When the women go out into the desert overnight, staying at Red Rock Canyon, tensions emerge. They’re on a journey. They’re in the desert. So Melrose suggests they do a Passover seder.

One character points out a similarity between Pharaoh, “a power-hungry dictator who was terrified of losing his slaves,” and Bash, the show’s producer and the women’s boss. Melrose — as played by Tohn, who is Jewish — recites the Ten Plagues, dipping her finger into her tin cup of wine, starting at dever (often translated as pestilence), and Tohn really sells it with her pronunciation of hoshech (darkness). She tells the story of the Exodus, explains the origin of matzah and talks about the four children, or at least the first two.

Melrose (Jackie Tohn, far right) suggests holding a seder around the campfire in Season 3 of “GLOW.” (Photo/Courtesy Netflix-Ali Goldstein)
Melrose (Jackie Tohn, far right) suggests holding a seder around the campfire in Season 3 of “GLOW.” (Photo/Courtesy Netflix-Ali Goldstein)

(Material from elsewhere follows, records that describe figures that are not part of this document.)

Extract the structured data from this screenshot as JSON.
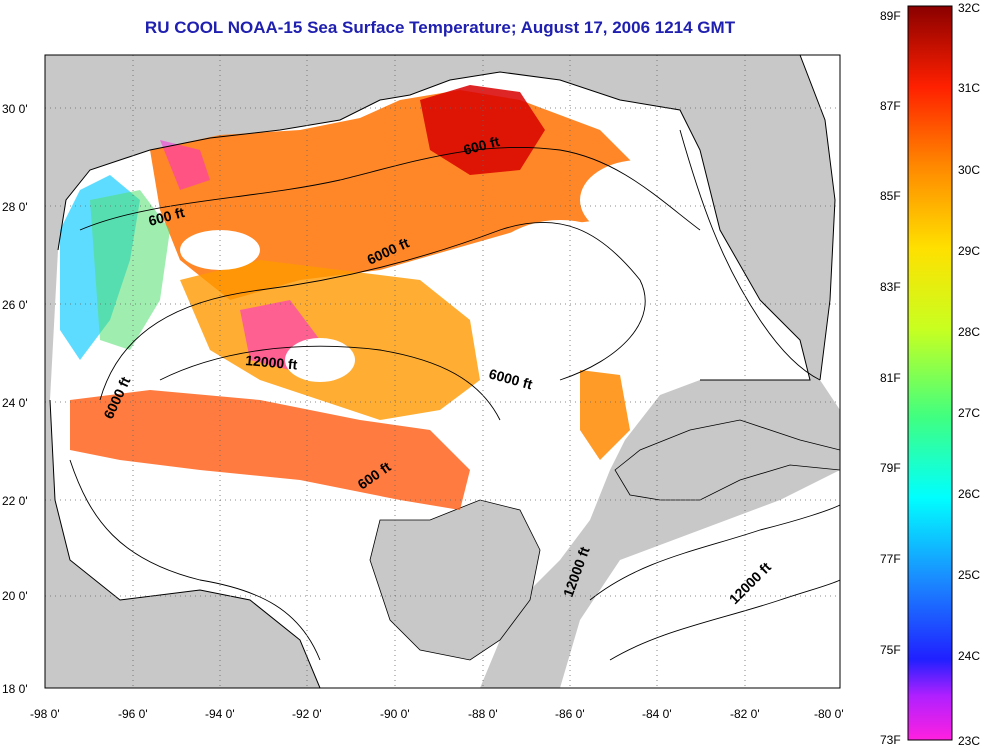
{
  "title": "RU COOL  NOAA-15  Sea Surface Temperature;  August 17, 2006 1214 GMT",
  "lat_ticks": [
    "30 0'",
    "28 0'",
    "26 0'",
    "24 0'",
    "22 0'",
    "20 0'",
    "18 0'"
  ],
  "lon_ticks": [
    "-98 0'",
    "-96 0'",
    "-94 0'",
    "-92 0'",
    "-90 0'",
    "-88 0'",
    "-86 0'",
    "-84 0'",
    "-82 0'",
    "-80 0'"
  ],
  "contour_labels": [
    "600 ft",
    "600 ft",
    "6000 ft",
    "12000 ft",
    "6000 ft",
    "6000 ft",
    "600 ft",
    "12000 ft",
    "12000 ft"
  ],
  "colorbar": {
    "fahrenheit": [
      "89F",
      "87F",
      "85F",
      "83F",
      "81F",
      "79F",
      "77F",
      "75F",
      "73F"
    ],
    "celsius": [
      "32C",
      "31C",
      "30C",
      "29C",
      "28C",
      "27C",
      "26C",
      "25C",
      "24C",
      "23C"
    ]
  },
  "colors": {
    "title": "#1f1fb0",
    "land": "#c8c8c8",
    "water_cloud": "#ffffff",
    "warm": "#ff3a10",
    "hot": "#d80000",
    "mid": "#ff9a00",
    "cool": "#28d0ff",
    "magenta": "#ff20e0"
  }
}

Melrose says she identifies more with the wicked child and launches into a comedic monologue about her family’s belief that she’s a bad Jew; Jenny accuses Melrose of using the seder as an excuse to talk about herself. Melrose says it’s a parable about freedom, and Arthie (Sunita Mani) ­— an Indian American woman whose original ring persona Beirut is a terrorist bent on destroying America ­— says, “It’s about the immigrant experience, right? How the first generation wanders the desert and then the Promised Land is for their children.” Another says it’s about Jewish slaves “from like a bajillion years ago,” leading Melrose to snap back: “Trauma and mass oppression are still a pretty recent thing for my people. Anyone ever hear of a little thing called the Holocaust?”

In fact, Tohn has family members who were killed in the Holocaust, including her Aunt Pestel, who was written into the script. (See an interview with Tohn about her Jewish family and the seder scene at tinyurl.com/jta-tohn-glowseder.)

As things get real at the seder, another teammate, Cherry Bang, suggests they call it a night. “Oh, just jokes, huh?” Melrose says. “Not really get into the trauma that’s behind all the shit we don’t want to talk about?” She tells them about her relatives who died in Treblinka, and her dad who “won’t live in a house without a basement or an attic in case we have to hide again.”

“We hid on a boat,” Jenny says, revealing for the first time that while she and her father and uncle managed to get on one of the last flights out of Cambodia, “everyone else we knew died… So I know what it’s like to survive a genocide and not talk about it all the time.” She understands how lucky she is, but “now I’m jumping out of a fortune cookie every night pretending everything’s fine.” Melrose apologizes and hugs her, and everyone else joins the group embrace.

This scene in Season 3 positions the seder — with its themes of Exodus, slavery and redemption, of immigrants escaping persecution seeking a better life — as the inciting incident that reveals traumatic stories hidden away beneath jokes and silence.

Toward the end of the 10-episode season, post-Exodus, some characters’ paths are diverging. With so many characters, there is no one Promised Land they can wander toward together. But since the use of Jewish ritual here proves very effective at exploring the deeper moments of character backstory, can we suggest a Yom Kippur theme for Season 4? Confession would be a great motif for so many people living with so many secrets. Just a thought.